Wednesday, January 12, 2011

Won't Miss #276 - lowball (medical) weight estimates

Okay, this guy probably has a weight problem by any country's standards. 

In Asian countries, the "ideal weight" for people on the doctor's charts tends to be 10-20 lbs. lower than the ones you'll get in your home country. I once read about a woman who was 5' 7" (170 cm.) tall and weighed 125 lbs. (56.7 kg.) and the doctor told her she was too fat and needed to lose 10 lbs. Note that the "medically recommended range for this height is between 121-160 lbs. in the West and the "ideal weight" is 126 lbs. Doctors will recommend that you lose weight down to an incredibly scrawny level for your height and frame size based on nothing more than charts. They won't even look as musculature, and won't distinguish between people based on build or bone structure. To be fair to the doctors, the reason for this is that diabetes occurs among Asian populations at lower BMIs (body mass indexes) than those with populations composed of people of largely European descent.
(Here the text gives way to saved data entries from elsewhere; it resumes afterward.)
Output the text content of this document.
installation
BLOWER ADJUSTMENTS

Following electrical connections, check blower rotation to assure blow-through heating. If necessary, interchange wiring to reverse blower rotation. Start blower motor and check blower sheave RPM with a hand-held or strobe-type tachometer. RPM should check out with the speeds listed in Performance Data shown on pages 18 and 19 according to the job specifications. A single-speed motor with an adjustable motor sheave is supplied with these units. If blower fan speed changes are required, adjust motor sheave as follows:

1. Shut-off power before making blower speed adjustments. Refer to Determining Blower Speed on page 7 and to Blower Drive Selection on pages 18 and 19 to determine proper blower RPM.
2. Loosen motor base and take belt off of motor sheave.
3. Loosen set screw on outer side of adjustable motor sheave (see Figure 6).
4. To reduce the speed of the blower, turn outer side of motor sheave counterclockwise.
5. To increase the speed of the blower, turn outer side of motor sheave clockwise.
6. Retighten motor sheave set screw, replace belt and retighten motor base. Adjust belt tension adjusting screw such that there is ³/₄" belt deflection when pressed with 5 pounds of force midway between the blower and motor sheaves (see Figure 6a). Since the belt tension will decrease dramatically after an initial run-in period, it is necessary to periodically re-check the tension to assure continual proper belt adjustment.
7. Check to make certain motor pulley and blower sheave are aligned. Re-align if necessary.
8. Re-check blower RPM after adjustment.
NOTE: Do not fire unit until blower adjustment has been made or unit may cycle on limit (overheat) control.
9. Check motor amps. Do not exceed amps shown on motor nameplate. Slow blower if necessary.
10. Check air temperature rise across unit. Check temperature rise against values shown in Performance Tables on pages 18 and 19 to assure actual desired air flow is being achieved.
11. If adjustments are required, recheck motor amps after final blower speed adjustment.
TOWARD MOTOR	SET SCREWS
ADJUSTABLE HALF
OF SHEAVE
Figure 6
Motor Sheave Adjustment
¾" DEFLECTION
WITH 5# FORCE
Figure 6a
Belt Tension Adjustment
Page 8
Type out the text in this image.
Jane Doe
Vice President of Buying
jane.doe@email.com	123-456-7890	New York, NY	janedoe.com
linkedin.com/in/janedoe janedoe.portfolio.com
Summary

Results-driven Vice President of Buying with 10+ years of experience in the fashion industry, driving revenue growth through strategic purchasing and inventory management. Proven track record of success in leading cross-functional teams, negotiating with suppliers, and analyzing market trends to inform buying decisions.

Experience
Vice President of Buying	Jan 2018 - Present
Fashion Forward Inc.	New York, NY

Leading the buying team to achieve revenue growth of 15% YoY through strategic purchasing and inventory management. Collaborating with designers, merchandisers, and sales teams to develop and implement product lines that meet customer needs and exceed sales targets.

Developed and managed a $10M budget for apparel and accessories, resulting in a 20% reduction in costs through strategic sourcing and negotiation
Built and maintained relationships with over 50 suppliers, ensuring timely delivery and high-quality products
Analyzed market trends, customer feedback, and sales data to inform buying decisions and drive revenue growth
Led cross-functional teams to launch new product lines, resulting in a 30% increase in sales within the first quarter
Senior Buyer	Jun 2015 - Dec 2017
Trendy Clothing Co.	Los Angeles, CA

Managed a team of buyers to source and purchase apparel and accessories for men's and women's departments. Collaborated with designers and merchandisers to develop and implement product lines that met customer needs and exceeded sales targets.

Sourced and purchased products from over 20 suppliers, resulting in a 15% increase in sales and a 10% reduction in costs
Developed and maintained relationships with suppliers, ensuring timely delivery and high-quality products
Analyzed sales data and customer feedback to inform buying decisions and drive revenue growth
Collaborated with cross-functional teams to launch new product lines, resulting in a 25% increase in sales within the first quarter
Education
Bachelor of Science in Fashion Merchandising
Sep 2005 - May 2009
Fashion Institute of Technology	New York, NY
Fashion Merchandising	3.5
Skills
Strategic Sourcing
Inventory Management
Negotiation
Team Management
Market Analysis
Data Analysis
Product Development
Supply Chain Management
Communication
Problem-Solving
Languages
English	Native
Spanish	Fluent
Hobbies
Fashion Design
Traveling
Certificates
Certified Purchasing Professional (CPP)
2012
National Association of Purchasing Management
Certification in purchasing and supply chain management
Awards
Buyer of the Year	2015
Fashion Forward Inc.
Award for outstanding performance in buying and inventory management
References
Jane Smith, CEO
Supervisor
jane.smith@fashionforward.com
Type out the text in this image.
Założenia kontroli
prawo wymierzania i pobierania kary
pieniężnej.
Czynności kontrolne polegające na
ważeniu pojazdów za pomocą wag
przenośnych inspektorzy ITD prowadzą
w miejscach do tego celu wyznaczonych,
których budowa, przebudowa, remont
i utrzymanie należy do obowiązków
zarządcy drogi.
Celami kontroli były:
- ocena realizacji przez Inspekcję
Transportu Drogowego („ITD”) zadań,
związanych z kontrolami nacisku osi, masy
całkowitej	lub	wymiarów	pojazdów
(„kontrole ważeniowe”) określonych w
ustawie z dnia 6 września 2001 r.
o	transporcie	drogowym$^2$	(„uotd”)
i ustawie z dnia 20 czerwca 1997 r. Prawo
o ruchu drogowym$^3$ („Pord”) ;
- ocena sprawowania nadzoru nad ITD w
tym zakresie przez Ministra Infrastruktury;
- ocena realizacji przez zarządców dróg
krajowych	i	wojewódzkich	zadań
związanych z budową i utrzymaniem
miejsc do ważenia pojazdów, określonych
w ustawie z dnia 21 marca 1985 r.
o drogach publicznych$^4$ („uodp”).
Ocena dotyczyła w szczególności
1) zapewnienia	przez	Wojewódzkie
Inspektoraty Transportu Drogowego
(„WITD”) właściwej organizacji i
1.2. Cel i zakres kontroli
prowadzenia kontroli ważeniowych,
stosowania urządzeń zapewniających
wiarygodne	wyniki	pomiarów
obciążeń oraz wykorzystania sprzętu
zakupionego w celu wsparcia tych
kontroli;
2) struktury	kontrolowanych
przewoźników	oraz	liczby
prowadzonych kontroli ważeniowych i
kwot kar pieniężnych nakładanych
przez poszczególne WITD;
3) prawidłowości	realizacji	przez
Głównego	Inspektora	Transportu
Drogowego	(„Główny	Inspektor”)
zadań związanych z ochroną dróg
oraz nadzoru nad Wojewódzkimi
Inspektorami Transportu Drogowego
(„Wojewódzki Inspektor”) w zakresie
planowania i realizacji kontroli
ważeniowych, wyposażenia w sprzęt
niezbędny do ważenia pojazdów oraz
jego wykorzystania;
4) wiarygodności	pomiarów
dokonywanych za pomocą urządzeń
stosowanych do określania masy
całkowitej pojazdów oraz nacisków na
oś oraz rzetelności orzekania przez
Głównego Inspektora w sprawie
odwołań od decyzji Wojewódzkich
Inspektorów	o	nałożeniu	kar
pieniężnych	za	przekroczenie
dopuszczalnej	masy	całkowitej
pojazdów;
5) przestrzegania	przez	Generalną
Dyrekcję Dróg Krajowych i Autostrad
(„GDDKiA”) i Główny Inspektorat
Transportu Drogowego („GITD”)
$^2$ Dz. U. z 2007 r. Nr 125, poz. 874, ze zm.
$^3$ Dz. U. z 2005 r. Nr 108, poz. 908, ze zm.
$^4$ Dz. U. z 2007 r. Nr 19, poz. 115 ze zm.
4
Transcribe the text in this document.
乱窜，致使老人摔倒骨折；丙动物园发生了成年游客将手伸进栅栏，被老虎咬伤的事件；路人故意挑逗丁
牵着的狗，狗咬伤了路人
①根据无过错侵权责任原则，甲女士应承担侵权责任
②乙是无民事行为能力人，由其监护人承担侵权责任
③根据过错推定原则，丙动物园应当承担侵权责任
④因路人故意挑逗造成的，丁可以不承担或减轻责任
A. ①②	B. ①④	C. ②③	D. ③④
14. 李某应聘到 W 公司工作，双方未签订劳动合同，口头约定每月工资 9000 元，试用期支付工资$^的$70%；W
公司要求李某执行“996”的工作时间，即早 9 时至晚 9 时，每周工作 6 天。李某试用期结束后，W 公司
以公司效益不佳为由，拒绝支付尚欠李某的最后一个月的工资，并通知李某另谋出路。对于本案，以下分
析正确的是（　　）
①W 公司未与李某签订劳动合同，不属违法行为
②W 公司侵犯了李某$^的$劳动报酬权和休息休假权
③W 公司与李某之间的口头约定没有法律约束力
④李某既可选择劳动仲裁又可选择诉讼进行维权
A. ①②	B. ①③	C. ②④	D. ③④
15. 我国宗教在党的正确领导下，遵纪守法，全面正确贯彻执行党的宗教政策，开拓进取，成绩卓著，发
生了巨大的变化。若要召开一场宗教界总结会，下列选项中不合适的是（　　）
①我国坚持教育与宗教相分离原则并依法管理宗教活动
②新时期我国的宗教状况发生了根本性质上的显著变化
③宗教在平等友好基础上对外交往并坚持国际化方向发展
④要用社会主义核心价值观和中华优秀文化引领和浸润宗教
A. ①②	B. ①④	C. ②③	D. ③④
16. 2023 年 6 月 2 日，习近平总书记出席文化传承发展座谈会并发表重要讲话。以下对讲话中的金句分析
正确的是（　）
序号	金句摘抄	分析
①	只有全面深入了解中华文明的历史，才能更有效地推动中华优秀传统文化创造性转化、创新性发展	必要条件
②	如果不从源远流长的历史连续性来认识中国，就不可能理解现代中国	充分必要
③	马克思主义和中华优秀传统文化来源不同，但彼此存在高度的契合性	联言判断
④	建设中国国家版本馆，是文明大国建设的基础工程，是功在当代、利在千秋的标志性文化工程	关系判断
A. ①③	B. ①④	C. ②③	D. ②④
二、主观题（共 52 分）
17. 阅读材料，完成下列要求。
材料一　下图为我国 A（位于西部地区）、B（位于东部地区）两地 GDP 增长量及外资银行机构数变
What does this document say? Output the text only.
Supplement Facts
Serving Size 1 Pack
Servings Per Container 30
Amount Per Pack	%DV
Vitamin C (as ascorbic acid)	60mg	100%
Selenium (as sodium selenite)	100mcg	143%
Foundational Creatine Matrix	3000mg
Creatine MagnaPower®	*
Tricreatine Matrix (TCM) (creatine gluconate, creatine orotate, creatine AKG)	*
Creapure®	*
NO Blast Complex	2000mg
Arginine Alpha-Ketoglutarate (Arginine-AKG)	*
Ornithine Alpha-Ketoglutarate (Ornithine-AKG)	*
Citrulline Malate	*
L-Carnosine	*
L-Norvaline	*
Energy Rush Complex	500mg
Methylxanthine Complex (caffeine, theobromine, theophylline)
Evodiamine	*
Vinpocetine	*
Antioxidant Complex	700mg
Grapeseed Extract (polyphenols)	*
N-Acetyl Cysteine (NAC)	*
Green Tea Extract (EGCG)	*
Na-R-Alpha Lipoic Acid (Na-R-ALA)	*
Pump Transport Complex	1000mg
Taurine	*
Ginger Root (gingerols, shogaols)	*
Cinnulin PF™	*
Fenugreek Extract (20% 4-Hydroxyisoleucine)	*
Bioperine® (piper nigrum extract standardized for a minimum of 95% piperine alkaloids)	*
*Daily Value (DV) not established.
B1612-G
Nonetheless, they are doctors, and there is no excuse for ignorance of facts that are so well-known that even a lowly blogger with no medical training (i.e., me) is aware of them. 

It's as if they have no capacity to assess a healthy weight based on anything but arbitrary guidelines and do not trouble themselves to understand the needs of their foreign patients, and I won't miss that.